While cash flow can come from bond interest or interest from other types of investments, income investors hone in on dividends. A dividend is that coveted distribution of a company's earnings paid out to shareholders, and investors often view it by its dividend yield, a metric that measures the dividend as a percent of the current stock price. Many academic studies show that dividends make up large portions of long-term returns, and in many cases, dividend contributions surpass one-third of total returns.
Scotts Miracle-Gro in Focus
Based in Marysville, Scotts Miracle-Gro (SMG) is in the Basic Materials sector, and so far this year, shares have seen a price change of 53.16%. The lawn and garden products company is currently shelling out a dividend of $0.55 per share, with a dividend yield of 2.34%. This compares to the Fertilizers industry's yield of 1.06% and the S&P 500's yield of 1.96%.
Taking a look at the company's dividend growth, its current annualized dividend of $2.20 is up 2.8% from last year. In the past five-year period, Scotts Miracle-Gro has increased its dividend 5 times on a year-over-year basis for an average annual increase of 5.28%. Any future dividend growth will depend on both earnings growth and the company's payout ratio; a payout ratio is the proportion of a firm's annual earnings per share that it pays out as a dividend. Scotts's current payout ratio is 53%, meaning it paid out 53% of its trailing 12-month EPS as dividend.

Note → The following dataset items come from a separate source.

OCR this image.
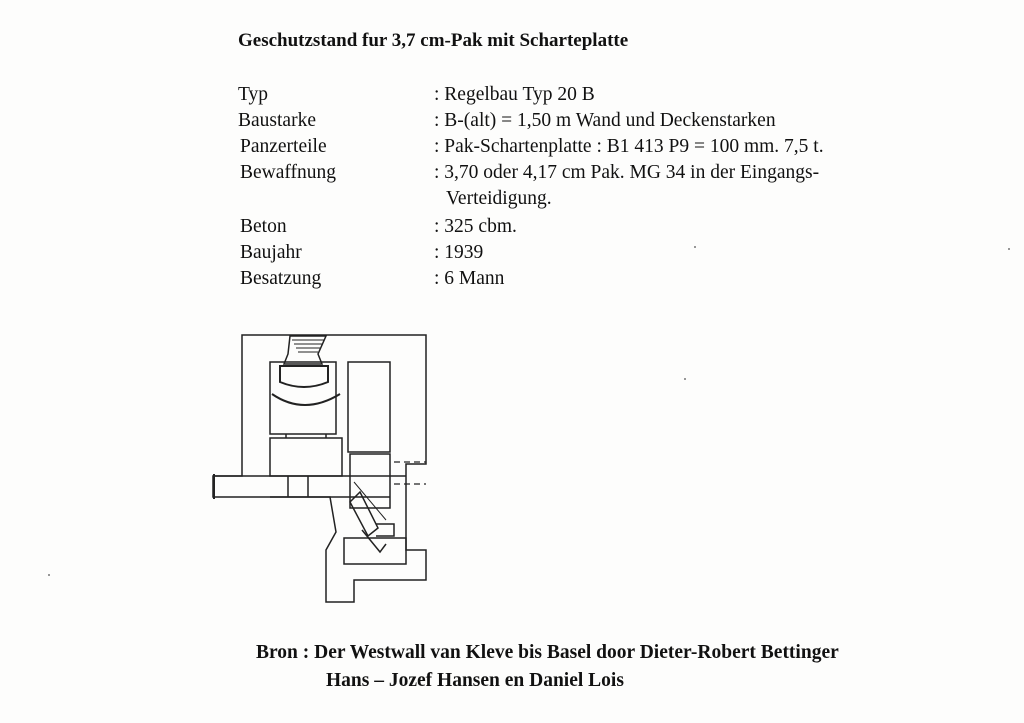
Geschutzstand fur 3,7 cm-Pak mit Scharteplatte
Typ	: Regelbau Typ 20 B
Baustarke	: B-(alt) = 1,50 m Wand und Deckenstarken
Panzerteile	: Pak-Schartenplatte : B1 413 P9 = 100 mm. 7,5 t.
Bewaffnung	: 3,70 oder 4,17 cm Pak. MG 34 in der Eingangs-
Verteidigung.
Beton	: 325 cbm.
Baujahr	: 1939
Besatzung	: 6 Mann
Bron : Der Westwall van Kleve bis Basel door Dieter-Robert Bettinger
Hans – Jozef Hansen en Daniel Lois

SMG is expecting earnings to expand this fiscal year as well. The Zacks Consensus Estimate for 2019 is $4.28 per share, which represents a year-over-year growth rate of 15.36%.

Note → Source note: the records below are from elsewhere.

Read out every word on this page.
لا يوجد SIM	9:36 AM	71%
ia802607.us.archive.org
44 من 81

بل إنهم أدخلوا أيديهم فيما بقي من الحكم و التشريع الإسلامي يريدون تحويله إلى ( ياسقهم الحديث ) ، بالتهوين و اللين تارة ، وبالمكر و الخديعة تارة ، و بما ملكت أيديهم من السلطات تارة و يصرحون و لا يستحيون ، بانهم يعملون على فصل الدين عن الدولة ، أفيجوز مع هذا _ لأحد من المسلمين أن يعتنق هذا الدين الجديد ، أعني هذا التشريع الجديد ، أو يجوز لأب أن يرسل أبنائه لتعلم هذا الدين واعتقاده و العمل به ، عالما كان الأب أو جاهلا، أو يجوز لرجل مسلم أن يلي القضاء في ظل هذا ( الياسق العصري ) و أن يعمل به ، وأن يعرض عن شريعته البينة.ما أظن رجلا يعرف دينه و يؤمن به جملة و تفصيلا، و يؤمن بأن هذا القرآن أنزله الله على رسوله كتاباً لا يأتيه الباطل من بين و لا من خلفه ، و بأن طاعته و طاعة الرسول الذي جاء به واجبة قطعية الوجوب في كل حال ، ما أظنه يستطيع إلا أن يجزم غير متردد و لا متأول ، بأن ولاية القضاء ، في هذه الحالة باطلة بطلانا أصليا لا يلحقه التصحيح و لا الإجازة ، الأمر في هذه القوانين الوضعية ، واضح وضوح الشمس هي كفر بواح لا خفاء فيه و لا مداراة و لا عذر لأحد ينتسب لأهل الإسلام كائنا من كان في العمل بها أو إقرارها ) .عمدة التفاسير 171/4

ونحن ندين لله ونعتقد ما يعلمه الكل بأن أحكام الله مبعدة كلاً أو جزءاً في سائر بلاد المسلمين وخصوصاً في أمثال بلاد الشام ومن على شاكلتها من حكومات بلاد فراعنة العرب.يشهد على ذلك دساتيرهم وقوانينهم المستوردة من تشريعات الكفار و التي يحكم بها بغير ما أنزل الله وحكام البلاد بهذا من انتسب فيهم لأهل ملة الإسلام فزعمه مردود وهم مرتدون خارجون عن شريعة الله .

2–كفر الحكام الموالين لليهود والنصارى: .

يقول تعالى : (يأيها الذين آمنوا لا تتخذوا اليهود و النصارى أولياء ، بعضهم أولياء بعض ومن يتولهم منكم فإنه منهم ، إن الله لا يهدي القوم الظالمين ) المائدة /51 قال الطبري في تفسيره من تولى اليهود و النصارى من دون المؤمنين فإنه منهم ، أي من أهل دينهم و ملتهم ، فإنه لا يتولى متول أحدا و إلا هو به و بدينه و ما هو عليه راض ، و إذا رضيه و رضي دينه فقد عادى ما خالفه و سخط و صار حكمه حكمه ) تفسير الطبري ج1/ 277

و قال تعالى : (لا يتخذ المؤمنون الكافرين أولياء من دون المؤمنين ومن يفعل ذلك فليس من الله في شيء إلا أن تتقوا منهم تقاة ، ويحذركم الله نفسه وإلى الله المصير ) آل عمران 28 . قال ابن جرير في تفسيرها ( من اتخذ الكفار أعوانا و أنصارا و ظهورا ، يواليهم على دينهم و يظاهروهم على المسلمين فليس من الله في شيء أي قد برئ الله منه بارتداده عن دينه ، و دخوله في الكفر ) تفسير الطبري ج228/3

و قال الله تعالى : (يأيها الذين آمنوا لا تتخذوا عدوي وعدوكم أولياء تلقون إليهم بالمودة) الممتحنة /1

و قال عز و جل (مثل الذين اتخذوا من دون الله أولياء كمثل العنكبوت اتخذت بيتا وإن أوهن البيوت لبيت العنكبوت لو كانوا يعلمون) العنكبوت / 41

From greatly improving stock investing profits and reducing overall portfolio risk to providing tax advantages, investors like dividends for a variety of different reasons. It's important to keep in mind that not all companies provide a quarterly payout.

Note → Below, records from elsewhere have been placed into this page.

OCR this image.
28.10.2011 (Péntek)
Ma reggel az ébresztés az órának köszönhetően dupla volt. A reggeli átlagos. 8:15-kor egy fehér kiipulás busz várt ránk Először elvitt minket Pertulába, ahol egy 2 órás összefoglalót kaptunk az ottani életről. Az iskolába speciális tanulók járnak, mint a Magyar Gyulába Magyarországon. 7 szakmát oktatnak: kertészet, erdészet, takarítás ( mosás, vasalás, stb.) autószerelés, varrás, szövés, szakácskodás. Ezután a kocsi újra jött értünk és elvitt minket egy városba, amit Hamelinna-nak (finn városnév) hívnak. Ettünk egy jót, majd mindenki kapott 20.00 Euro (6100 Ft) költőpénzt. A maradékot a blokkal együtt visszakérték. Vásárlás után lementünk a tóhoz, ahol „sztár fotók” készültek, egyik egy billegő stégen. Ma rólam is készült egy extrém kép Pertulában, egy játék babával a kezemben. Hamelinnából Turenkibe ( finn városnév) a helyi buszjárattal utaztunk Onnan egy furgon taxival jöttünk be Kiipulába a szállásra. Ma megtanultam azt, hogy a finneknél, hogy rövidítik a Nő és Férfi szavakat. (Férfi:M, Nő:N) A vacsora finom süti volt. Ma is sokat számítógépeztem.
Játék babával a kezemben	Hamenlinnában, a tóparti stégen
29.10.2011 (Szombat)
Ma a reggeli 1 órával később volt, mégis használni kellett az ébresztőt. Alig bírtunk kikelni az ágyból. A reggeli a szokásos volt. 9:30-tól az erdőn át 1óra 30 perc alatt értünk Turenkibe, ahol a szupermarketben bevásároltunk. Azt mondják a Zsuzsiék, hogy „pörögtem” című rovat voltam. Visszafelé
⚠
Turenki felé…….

Big, established firms that have more secure profits are often seen as the best dividend options, but it's fairly uncommon to see high-growth businesses or tech start-ups offer their stockholders a dividend. During periods of rising interest rates, income investors must be mindful that high-yielding stocks tend to struggle. That said, they can take comfort from the fact that SMG is not only an attractive dividend play, but is also a compelling investment opportunity with a Zacks Rank of #2 (Buy).